Kedamaian di Puncak Gede

Gunung Pangrango dilihat dari Gunung Gede.
Foto: Dede Lukman Hakim
“Aku tidak pernah berniat menaklukan gunung. Mendaki gunung hanyalah bagian kecil dari pengabdian. Pengabdianku kepada Yang Maha Kuasa!” – Idhan Lubis

Hari itu, wajah langit hampir tak ada yang berbeda, begitu bersahabat. Cerah dengan sinar mataharinya seperti hari-hari sebelumnya. Tidak terlihat akan turun hujan.
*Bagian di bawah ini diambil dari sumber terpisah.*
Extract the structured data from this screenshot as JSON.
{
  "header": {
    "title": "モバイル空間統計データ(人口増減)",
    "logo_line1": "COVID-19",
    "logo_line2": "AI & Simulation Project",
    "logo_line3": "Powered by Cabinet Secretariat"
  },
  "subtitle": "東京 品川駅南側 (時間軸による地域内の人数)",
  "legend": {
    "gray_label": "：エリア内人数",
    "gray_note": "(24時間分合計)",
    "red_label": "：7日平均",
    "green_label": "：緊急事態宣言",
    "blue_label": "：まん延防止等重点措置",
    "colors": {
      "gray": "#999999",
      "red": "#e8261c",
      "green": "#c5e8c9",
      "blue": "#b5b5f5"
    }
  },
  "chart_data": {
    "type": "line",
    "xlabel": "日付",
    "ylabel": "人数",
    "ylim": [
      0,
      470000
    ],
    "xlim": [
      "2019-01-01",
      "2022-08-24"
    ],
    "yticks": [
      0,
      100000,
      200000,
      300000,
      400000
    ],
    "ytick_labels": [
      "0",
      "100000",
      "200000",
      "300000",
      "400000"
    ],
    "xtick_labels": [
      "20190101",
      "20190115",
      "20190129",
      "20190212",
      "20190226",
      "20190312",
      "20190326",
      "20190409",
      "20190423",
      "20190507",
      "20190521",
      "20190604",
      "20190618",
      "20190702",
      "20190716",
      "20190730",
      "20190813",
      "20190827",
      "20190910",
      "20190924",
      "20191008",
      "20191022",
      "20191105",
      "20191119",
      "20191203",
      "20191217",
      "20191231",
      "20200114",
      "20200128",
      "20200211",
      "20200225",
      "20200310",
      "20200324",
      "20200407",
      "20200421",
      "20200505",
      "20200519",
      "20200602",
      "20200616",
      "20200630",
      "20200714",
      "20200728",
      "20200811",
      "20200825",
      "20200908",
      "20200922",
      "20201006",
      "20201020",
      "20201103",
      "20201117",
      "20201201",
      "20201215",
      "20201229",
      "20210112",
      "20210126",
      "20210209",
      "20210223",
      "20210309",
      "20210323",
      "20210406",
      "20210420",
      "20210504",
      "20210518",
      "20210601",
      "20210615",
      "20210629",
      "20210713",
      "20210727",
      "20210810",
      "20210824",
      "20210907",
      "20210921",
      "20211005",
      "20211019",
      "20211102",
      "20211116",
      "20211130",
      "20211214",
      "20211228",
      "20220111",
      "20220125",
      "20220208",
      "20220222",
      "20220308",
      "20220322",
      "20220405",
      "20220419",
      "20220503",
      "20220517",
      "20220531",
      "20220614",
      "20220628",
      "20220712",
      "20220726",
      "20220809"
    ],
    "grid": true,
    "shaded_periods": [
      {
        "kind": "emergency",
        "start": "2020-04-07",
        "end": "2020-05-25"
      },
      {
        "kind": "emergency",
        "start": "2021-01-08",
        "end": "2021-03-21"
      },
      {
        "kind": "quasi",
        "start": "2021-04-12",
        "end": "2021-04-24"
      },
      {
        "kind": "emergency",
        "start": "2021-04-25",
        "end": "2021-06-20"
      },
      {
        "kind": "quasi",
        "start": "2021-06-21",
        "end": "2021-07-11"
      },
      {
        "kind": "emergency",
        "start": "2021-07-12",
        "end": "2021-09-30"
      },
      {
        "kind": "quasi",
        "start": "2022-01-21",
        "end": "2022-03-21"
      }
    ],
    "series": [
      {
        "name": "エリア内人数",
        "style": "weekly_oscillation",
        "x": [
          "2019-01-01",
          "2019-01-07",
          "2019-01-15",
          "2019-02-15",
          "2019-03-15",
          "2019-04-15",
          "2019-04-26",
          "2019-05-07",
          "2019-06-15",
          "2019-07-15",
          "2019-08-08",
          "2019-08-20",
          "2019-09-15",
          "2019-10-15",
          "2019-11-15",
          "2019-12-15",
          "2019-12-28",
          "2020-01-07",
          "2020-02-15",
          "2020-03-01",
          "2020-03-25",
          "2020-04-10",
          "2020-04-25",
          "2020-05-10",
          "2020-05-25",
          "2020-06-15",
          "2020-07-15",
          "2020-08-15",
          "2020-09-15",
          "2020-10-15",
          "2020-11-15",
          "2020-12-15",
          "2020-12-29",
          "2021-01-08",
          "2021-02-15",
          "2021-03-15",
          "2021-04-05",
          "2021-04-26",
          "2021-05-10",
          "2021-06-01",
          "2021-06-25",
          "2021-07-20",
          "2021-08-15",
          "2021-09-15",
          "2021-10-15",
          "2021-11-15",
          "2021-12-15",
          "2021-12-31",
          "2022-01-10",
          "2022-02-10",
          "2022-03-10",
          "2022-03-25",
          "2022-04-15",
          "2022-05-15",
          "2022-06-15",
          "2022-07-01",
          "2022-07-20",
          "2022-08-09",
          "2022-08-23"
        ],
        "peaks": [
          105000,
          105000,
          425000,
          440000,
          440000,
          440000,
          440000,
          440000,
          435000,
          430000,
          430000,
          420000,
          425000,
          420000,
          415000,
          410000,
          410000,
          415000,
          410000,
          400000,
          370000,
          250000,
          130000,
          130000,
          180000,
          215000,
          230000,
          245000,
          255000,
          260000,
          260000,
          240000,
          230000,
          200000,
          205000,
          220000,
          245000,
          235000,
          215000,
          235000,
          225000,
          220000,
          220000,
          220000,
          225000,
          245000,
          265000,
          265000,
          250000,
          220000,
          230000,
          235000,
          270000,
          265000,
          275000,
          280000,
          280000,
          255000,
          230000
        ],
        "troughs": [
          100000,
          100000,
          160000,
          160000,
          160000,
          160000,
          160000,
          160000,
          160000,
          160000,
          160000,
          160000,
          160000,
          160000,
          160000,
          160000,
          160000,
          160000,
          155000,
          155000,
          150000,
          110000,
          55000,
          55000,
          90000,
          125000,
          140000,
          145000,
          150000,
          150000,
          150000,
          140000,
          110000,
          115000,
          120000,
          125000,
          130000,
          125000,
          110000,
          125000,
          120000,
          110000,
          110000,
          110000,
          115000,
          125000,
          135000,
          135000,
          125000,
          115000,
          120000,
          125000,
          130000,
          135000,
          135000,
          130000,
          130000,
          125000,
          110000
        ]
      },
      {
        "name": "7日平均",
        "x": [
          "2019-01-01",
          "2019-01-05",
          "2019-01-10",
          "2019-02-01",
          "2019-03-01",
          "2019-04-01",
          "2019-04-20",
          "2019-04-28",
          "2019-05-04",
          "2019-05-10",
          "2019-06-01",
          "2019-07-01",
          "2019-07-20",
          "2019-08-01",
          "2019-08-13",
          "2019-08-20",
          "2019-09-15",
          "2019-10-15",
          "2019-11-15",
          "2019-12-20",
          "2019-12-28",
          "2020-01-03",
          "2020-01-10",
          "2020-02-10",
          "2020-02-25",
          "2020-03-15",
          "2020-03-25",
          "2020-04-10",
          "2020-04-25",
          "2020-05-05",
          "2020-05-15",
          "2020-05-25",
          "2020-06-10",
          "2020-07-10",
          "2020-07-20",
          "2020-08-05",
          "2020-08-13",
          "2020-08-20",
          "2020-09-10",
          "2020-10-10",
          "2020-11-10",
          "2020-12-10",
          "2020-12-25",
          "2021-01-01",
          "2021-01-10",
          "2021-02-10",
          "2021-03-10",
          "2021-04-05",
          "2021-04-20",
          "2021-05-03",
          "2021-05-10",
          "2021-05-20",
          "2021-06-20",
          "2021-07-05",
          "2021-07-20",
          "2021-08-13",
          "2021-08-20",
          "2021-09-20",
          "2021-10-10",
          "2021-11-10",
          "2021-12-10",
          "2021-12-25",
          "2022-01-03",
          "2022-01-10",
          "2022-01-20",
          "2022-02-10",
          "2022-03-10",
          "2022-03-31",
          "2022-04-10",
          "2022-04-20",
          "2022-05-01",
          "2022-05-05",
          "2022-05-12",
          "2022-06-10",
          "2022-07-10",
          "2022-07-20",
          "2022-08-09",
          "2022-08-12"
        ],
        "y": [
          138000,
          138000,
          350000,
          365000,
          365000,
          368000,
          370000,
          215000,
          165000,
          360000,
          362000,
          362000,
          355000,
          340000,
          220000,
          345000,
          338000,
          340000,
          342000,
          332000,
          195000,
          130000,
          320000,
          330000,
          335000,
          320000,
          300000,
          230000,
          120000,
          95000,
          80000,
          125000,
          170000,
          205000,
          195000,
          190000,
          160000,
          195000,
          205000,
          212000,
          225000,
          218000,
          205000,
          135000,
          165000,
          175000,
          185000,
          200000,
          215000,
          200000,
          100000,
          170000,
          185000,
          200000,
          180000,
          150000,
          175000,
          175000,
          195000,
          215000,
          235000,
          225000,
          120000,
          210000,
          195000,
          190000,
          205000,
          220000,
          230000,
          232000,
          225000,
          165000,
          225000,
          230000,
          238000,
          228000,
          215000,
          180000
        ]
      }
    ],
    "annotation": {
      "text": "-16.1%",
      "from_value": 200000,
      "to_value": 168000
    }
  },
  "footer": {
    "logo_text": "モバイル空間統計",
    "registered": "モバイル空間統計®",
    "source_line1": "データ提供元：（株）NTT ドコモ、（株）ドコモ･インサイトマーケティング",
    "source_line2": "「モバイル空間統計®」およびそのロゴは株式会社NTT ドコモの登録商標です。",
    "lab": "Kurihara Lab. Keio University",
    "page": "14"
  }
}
Sebuah perjalanan yang sudah lama aku tunggu sejak kelas sebelas MA dulu sebentar lagi akan dimulai, perjalanan pendakian menuju Gunung Gede Pangrango.

Jumat, 20 September 2013

Setelah packing dan persiapan lainnya, kami berangkat dari Bandung bersama sembilan teman lainnya yaitu Adam, Agvi, Dea, Deni, Dede, Dedi, Rijal, Ridwan dan Sidik menggunakan Motor menuju Taman Nasional Gunung Gede Pangrango, Cibodas, Cianjur. Semuanya adalah teman satu kelasku kecuali Ridwan. Aku dan Agvi yang sebelumnya punya  pengalaman mendaki gunug, sisanya tak ada. Akupun sengaja mengajak mereka yang belum pernah supaya punya pengalaman. Waktu itu, sekitar pukul 16.30 WIB kami start dari kosan Sidik. Setelah berdoa bersama kami akhirnya berangkat dengan enam motor.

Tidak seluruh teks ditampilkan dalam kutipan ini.